When Do Babies Start Talking? Milestones by Age

When do babies start talking?
Most babies say a first clear word around 12 months, but there’s a wide normal range. Some babies are busy practicing sounds for months before a word sounds obvious to everyone else. Others seem quiet, then suddenly start using a handful of words close together.
Talking starts long before “mama” or “ball.” A newborn’s cry is communication. So are coos, giggles, eye contact, reaching, waving, pointing, and all that wonderful babbling in the car seat. In the first year, babies are learning that sounds and gestures get a response from you, and those back-and-forth moments are part of language development.
You may hear “mama” or “dada” before your baby truly connects the word to a person. Early babbling can sound very word-like, especially around 7 to 11 months, when babies may repeat sounds like “ma-ma” or “da-da.” Meaning usually becomes clearer with time and repetition.
By 12 to 17 months, many toddlers say a few words to label people or objects, even if the pronunciation is fuzzy. By 18 months, many toddlers say about 10 to 25 words. Some say more. Some say fewer and are still developing in their own steady way, especially if they’re understanding simple phrases, responding to you, and trying to communicate.
For example, if your baby reaches toward a cup and says “ba,” that may be a real attempt to tell you something, even if it doesn’t sound like “cup” yet.
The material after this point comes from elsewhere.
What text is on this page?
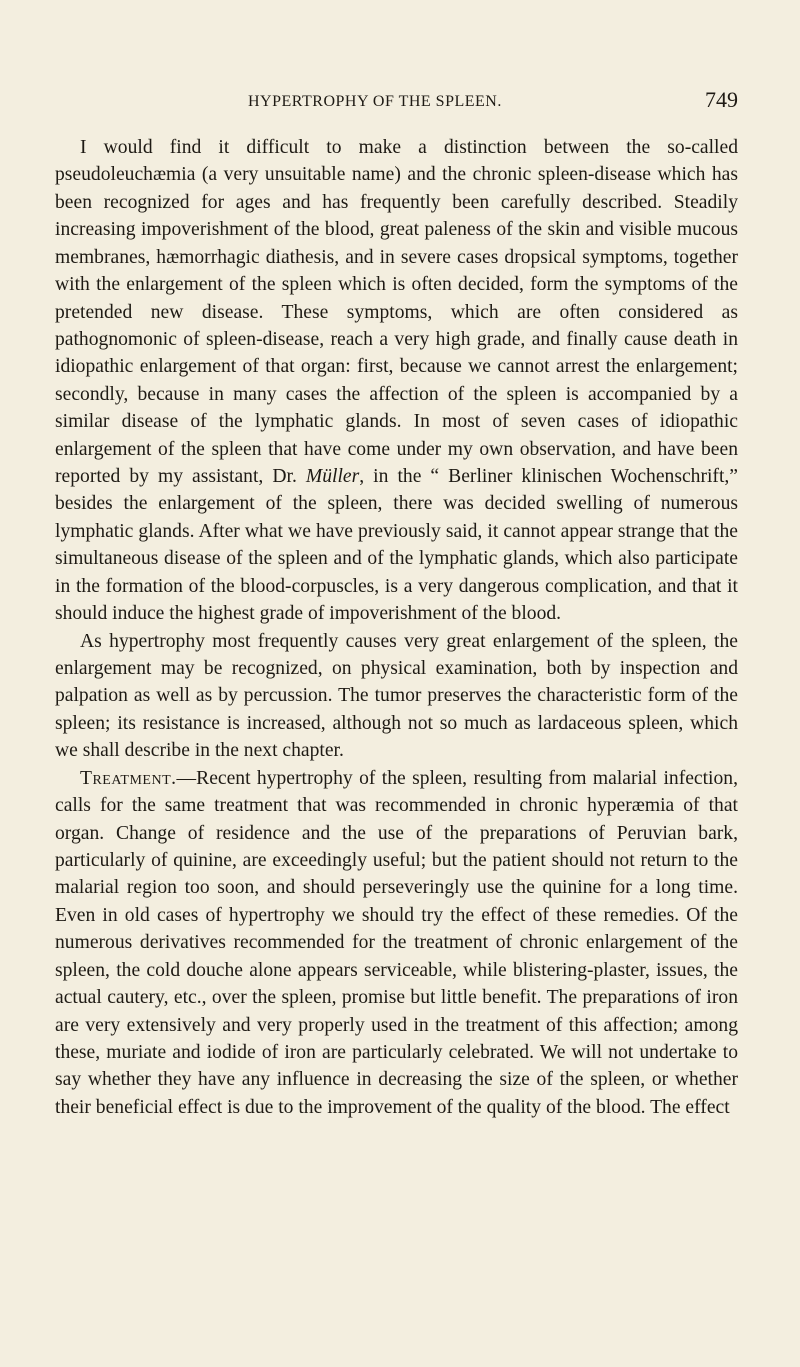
HYPERTROPHY OF THE SPLEEN.	749

I would find it difficult to make a distinction between the so-called pseudoleuchæmia (a very unsuitable name) and the chronic spleen-disease which has been recognized for ages and has frequently been carefully described. Steadily increasing impoverishment of the blood, great paleness of the skin and visible mucous membranes, hæmorrhagic diathesis, and in severe cases dropsical symptoms, together with the enlargement of the spleen which is often decided, form the symptoms of the pretended new disease. These symptoms, which are often considered as pathognomonic of spleen-disease, reach a very high grade, and finally cause death in idiopathic enlargement of that organ: first, because we cannot arrest the enlargement; secondly, because in many cases the affection of the spleen is accompanied by a similar disease of the lymphatic glands. In most of seven cases of idiopathic enlargement of the spleen that have come under my own observation, and have been reported by my assistant, Dr. Müller, in the “ Berliner klinischen Wochenschrift,” besides the enlargement of the spleen, there was decided swelling of numerous lymphatic glands. After what we have previously said, it cannot appear strange that the simultaneous disease of the spleen and of the lymphatic glands, which also participate in the formation of the blood-corpuscles, is a very dangerous complication, and that it should induce the highest grade of impoverishment of the blood.

As hypertrophy most frequently causes very great enlargement of the spleen, the enlargement may be recognized, on physical examination, both by inspection and palpation as well as by percussion. The tumor preserves the characteristic form of the spleen; its resistance is increased, although not so much as lardaceous spleen, which we shall describe in the next chapter.

Treatment.—Recent hypertrophy of the spleen, resulting from malarial infection, calls for the same treatment that was recommended in chronic hyperæmia of that organ. Change of residence and the use of the preparations of Peruvian bark, particularly of quinine, are exceedingly useful; but the patient should not return to the malarial region too soon, and should perseveringly use the quinine for a long time. Even in old cases of hypertrophy we should try the effect of these remedies. Of the numerous derivatives recommended for the treatment of chronic enlargement of the spleen, the cold douche alone appears serviceable, while blistering-plaster, issues, the actual cautery, etc., over the spleen, promise but little benefit. The preparations of iron are very extensively and very properly used in the treatment of this affection; among these, muriate and iodide of iron are particularly celebrated. We will not undertake to say whether they have any influence in decreasing the size of the spleen, or whether their beneficial effect is due to the improvement of the quality of the blood. The effect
Just like with movement milestones such as sitting up, rolling over, or crawling, speech has a range. If you want the full age-by-age picture, we walk through it here: When Do Babies Start Talking? Age-by-Age Milestones.
Baby talking milestones from birth to 24 months
Baby talk starts long before a clear “mama” or “dada.” In the first two years, babies are busy listening, watching, copying, and slowly matching sounds with meaning. Receptive language, what your baby understands, often grows before spoken words show up.
Here’s a gentle age-by-age guide.
Birth to 2 months: Your baby communicates through cries, body movements, facial expressions, and those tiny changes in breathing and fussing that parents start to recognize. Newborns may quiet when they hear a familiar voice, and they can react to loud sounds. This is communication, even if it doesn’t sound like talking yet.
2 to 4 months: Cooing often begins around this stage. You may hear soft vowel sounds like “oo” and “ah,” especially when your baby is relaxed, fed, and looking at your face. If you answer back, even with a simple “Oh, really?” you’re teaching the rhythm of conversation.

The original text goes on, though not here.